Unfortunately, if standard array ordering is always used, a single large @byteSwap will not be a valid endianness conversion for packed structs containing arrays, and the correspondence of array elements to the struct layout might be unexpected. For example:
const Foo= packed struct {
   x: i32,
   y: [2]i32,
};
With standard array ordering and this proposal Foo.y[1], not Foo.y[0], is adjacent to x on big-endian systems.

Currently implemented is 1. I might be wrong but if we just always use reverse ordering I think now we have the same problem with little-endian. So 2. is probably also not an option. 4. just sounds like a footgun. 3. on the other hand doesn’t sound to bad in my opinion. Building on this my idea was the following:
Arrays now have an order. Either ascending or descending (this naming is on purpose not something like default and reverse). If an order is specified we have a guarantee by the compiler to honor it. If no order is specified we have no guarantees about the in memory representation.
When using an array in a packed struct you have to specify an order.
Something like:

const assert = @import("std").debug.assert;

const a: [2]i32 = .{ 0, -1 }; // No ordering specified
const b: order(.ascending) [2]i32 = .{0, -1};
const c: order(.descending) [2]i32 = .{0, -1}; 
assert(&b[1] == @ptrFromInt(@intFromPointer(&b) + 4);
assert(&c[1] == @ptrFromInt(@intFromPointer(&c) - 4);

For most use cases this doesn’t change anything except that you have no guaranteed memory layout.

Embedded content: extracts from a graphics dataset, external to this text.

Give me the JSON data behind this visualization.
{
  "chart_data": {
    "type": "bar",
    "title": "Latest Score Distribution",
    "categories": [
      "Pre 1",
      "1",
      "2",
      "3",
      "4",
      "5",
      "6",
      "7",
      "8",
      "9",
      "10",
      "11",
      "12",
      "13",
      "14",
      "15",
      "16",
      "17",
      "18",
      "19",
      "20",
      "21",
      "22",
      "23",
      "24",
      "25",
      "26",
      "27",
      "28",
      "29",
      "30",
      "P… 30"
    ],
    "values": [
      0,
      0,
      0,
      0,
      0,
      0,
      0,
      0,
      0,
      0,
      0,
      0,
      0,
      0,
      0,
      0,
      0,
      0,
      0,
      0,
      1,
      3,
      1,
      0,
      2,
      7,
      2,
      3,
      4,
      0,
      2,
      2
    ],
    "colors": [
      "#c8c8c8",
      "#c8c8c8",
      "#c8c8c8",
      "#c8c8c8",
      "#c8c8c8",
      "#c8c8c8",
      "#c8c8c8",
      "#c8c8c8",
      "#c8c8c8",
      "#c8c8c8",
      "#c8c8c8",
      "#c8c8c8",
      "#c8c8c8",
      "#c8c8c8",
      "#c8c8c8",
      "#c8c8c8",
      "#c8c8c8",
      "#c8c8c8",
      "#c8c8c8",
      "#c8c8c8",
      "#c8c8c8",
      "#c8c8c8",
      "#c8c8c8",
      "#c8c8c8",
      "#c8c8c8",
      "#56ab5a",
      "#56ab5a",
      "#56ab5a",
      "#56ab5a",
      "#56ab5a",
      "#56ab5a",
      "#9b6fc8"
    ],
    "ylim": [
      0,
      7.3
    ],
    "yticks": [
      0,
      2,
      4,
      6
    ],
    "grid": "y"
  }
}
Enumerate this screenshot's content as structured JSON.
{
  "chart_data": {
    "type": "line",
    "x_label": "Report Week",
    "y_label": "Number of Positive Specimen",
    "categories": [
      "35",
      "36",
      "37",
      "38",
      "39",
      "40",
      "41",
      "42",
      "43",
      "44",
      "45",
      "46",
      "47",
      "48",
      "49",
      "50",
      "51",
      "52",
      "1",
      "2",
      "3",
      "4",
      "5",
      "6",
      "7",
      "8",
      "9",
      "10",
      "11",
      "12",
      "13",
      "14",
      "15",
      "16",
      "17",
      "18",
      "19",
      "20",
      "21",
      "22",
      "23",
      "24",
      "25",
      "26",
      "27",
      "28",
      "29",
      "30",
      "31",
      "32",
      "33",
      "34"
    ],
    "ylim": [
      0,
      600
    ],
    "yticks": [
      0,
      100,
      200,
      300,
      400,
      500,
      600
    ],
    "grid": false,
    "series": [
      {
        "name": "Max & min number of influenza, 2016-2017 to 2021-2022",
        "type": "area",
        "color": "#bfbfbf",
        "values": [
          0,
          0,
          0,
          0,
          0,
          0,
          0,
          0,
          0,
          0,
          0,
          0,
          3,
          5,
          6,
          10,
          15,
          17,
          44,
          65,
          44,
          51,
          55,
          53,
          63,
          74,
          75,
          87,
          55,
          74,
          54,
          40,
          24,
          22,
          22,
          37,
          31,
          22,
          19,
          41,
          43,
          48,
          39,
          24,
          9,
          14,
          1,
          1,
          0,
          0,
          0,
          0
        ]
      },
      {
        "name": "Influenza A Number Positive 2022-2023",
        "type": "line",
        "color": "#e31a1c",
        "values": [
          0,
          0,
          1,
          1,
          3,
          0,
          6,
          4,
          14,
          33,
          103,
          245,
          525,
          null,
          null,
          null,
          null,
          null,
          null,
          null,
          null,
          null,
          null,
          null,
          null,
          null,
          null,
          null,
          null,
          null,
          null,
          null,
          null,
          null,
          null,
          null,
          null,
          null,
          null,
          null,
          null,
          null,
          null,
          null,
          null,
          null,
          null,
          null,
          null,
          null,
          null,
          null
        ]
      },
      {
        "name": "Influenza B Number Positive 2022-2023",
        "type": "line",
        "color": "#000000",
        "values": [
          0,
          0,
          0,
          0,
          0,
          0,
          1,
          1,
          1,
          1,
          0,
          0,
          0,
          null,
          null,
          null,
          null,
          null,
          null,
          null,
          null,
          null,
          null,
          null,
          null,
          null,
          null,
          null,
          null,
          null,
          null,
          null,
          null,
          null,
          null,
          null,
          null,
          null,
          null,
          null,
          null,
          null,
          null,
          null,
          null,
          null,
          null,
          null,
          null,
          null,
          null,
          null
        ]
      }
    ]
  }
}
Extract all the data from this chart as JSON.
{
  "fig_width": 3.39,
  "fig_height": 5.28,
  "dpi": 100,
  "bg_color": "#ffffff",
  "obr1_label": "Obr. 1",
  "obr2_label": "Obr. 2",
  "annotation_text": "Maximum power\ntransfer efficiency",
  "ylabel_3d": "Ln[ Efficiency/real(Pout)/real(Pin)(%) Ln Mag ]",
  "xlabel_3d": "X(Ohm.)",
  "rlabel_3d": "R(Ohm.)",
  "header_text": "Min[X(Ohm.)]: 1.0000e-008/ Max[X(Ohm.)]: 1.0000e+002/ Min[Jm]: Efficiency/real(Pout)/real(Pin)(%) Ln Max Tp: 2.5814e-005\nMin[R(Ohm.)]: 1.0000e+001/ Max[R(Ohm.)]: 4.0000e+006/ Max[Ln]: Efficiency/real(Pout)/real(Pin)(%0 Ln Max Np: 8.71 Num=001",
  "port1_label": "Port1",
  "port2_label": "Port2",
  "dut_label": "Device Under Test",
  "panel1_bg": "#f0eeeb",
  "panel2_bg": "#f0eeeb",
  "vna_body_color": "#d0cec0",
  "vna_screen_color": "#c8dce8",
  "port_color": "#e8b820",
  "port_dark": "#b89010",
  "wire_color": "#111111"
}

This shouldn’t matter though because if you want a guaranteed layout you can just use order().

Any opinions? Is this just some very specific use case and it’s okay that this is awkward or is this actually a problem worth solving?

vulpesx · January 22, 2026, 3:17pm

My thoughts are we should just have (explicitly) packed arrays, yes it will be bitpacked (petition to make that the keyword :p).

const Foo = packed struct {
    x: i32,
    y: packed [2]i32,
};

It’s also convenient to reuse a keyword, instead of adding a new one. packed makes sense semantically here.

I think it makes sense for packed arrays to follow the same semantics of packed struct/union, That being least significant → most significant bits, with the mapping of bits → type being native endian.

When using for protocols, you already have to deal with what endian the protocol uses.

If just internally used within your code, you have the control to do whatever you want.

Indexing in reverse order is trivial maths; if you need/want to be smart with larger memory operations, you are either restricted by a protocol, or you have the control to make it work how you want.
If you have a conflict between multiple fancy operations, you would have that regardless of if arrays had built-in ordering.

So I don’t think there is much benefit in having ordering on arrays, even if it’s limited to packed arrays.

pachde · January 22, 2026, 5:06pm

AFAIK that is an approved proposal, and I just saw a pr go by on the bot channel watching issues someone made in that direction.